E é infinita a discussão, quando uns dizem: “ele mostrou a chaga dos cravos nas suas mãos a Tomé”; outros objetam, ao contrário: “se ele retomou o mesmo corpo, como ‘ele entrou com as portas fechadas e se achou lá de pé [entre eles]’?”
Vês, portanto, pela variedade dos argumentos, como a própria Ressurreição levanta controvérsias e se torna sinal de contradição.
Eu penso que também aquilo que foi  predito pela boca dos profetas é sinal de contradição.
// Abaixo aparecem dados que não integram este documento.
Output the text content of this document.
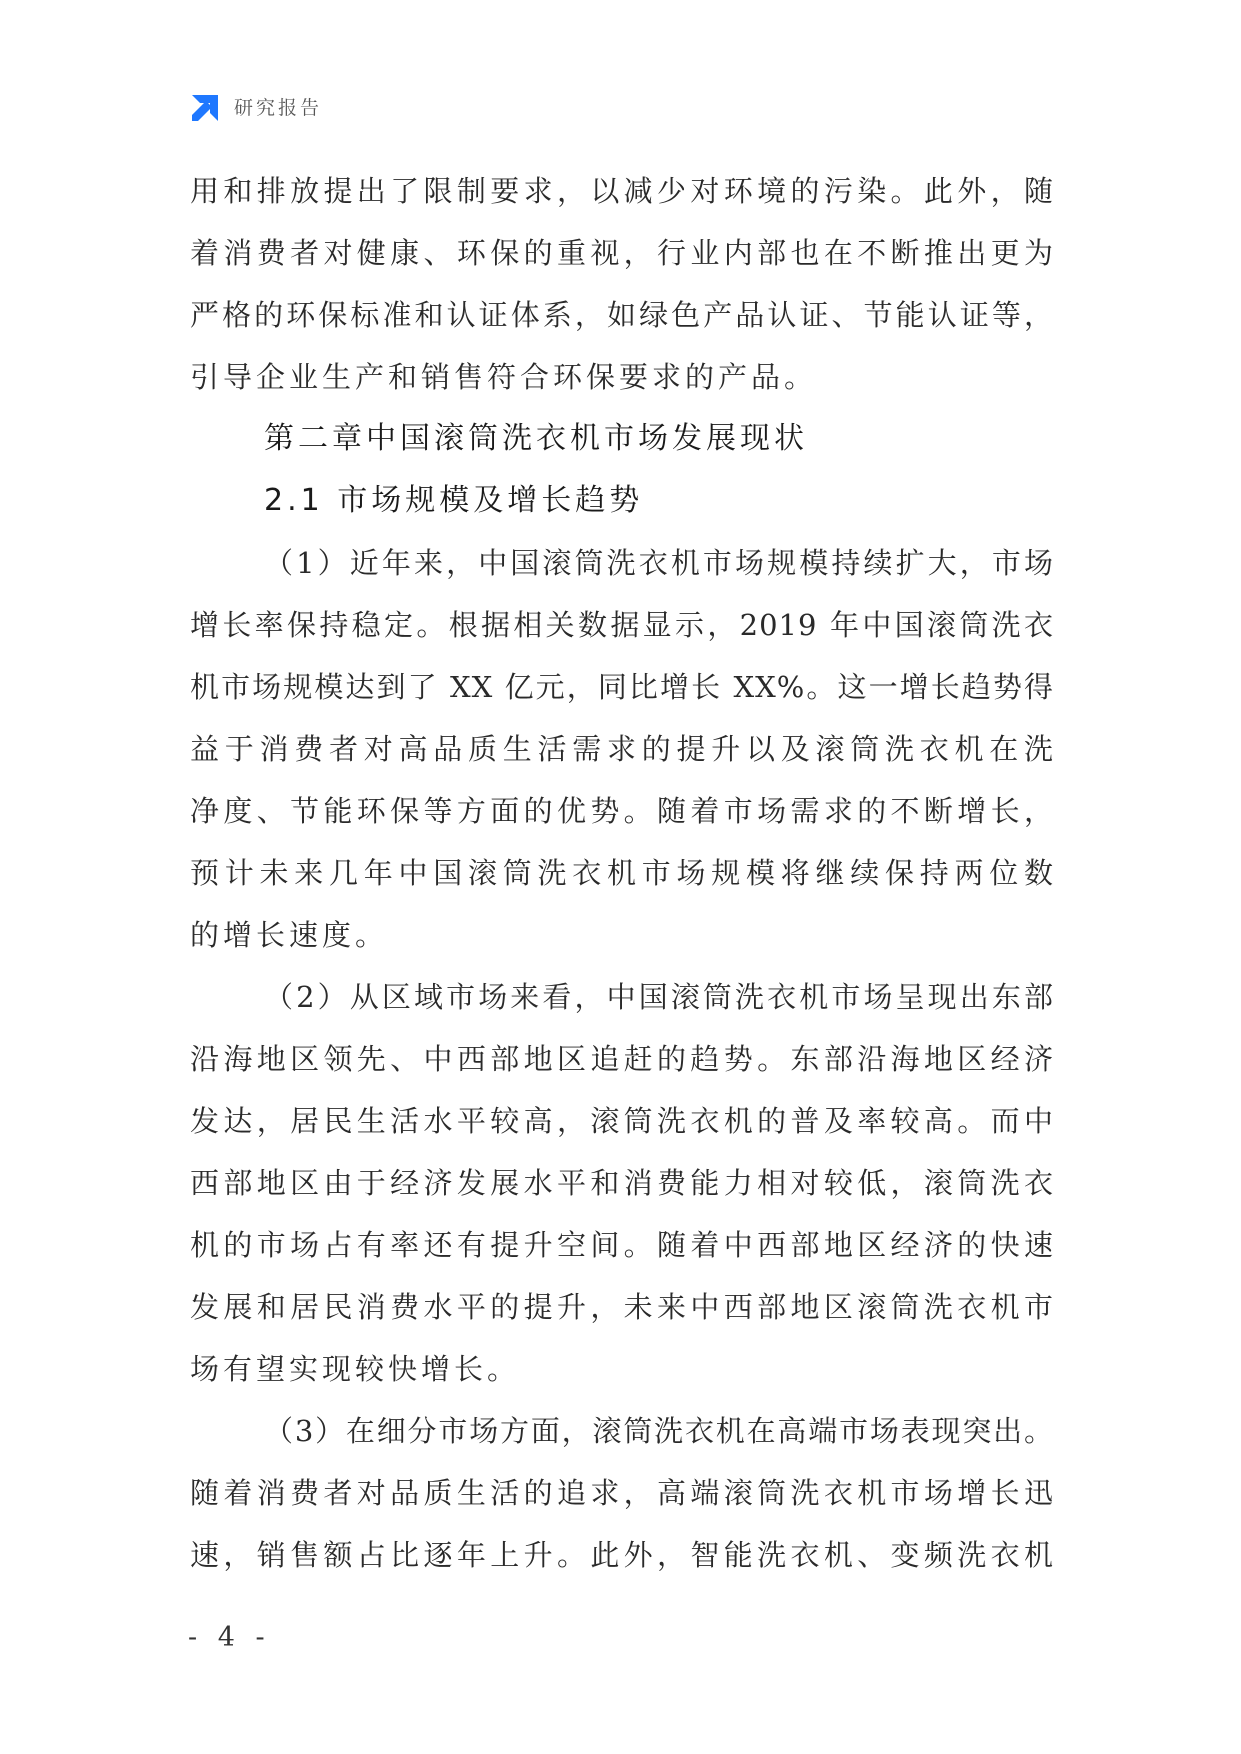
研究报告
用和排放提出了限制要求，以减少对环境的污染。此外，随
着消费者对健康、环保的重视，行业内部也在不断推出更为
严格的环保标准和认证体系，如绿色产品认证、节能认证等，
引导企业生产和销售符合环保要求的产品。
第二章中国滚筒洗衣机市场发展现状
2.1 市场规模及增长趋势
（1）近年来，中国滚筒洗衣机市场规模持续扩大，市场
增长率保持稳定。根据相关数据显示，2019 年中国滚筒洗衣
机市场规模达到了 XX 亿元，同比增长 XX%。这一增长趋势得
益于消费者对高品质生活需求的提升以及滚筒洗衣机在洗
净度、节能环保等方面的优势。随着市场需求的不断增长，
预计未来几年中国滚筒洗衣机市场规模将继续保持两位数
的增长速度。
（2）从区域市场来看，中国滚筒洗衣机市场呈现出东部
沿海地区领先、中西部地区追赶的趋势。东部沿海地区经济
发达，居民生活水平较高，滚筒洗衣机的普及率较高。而中
西部地区由于经济发展水平和消费能力相对较低，滚筒洗衣
机的市场占有率还有提升空间。随着中西部地区经济的快速
发展和居民消费水平的提升，未来中西部地区滚筒洗衣机市
场有望实现较快增长。
（3）在细分市场方面，滚筒洗衣机在高端市场表现突出。
随着消费者对品质生活的追求，高端滚筒洗衣机市场增长迅
速，销售额占比逐年上升。此外，智能洗衣机、变频洗衣机
- 4 -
Existem, com efeito, vários hereges que afirmam que o Cristo não foi de modo algum anunciado pelos profetas.
Aliás, que necessidade há de prosseguir muito longamente? Tudo o que narra a história sobre o Cristo é sinal de contradição; contradição não para aqueles que creem nele – porque nós sabemos que o que foi escrito é verdadeiro –, mas todas as coisas que sobre ele foram escritas, para os incréus, é sinal de contradição.

O escândalo de Maria
Simeão diz em seguida: “e uma espada transpassará a tua própria alma”. Qual espada é esta que transpassou não somente o coração dos outros, mas também o de Maria?
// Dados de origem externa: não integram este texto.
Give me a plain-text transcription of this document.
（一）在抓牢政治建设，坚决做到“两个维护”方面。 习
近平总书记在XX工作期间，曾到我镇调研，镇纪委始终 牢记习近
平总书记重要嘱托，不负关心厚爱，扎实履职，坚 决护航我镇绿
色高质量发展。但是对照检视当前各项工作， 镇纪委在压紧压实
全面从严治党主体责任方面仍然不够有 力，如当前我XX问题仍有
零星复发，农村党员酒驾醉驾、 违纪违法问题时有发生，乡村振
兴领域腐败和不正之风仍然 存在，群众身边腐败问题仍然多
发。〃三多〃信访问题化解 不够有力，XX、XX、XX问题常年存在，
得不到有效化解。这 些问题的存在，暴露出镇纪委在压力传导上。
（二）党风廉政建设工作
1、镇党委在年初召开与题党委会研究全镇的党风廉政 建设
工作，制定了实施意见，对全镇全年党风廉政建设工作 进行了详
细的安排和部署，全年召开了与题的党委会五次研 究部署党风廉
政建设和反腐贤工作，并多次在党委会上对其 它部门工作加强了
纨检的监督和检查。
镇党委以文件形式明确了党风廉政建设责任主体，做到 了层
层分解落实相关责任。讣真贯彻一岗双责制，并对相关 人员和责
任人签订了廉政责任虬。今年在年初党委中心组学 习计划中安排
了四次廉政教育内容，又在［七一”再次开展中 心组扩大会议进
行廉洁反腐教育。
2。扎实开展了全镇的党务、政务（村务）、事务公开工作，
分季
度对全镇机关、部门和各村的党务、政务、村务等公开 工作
A Escritura diz claramente que, no tempo da paixão, todos os apóstolos foram escandalizados, quando o próprio Senhor disse: “Todos vós sereis escandalizados nesta noite”. Portanto, todos foram escandalizados, a tal ponto que o próprio Pedro, o chefe dos apóstolos, renegou Jesus três vezes. Por que pensamos que, tendo os apóstolos sido escandalizados, a mãe do Senhor estaria imune ao escândalo?
Se, durante a paixão do Senhor, ela não sofreu o escândalo, Jesus não morreu por seus pecados. Se, porém, “todos pecaram e são privados da glória de Deus, se todos são justificados e redimidos por sua graça”, Maria também, naquele tempo, esteve sujeita ao escândalo.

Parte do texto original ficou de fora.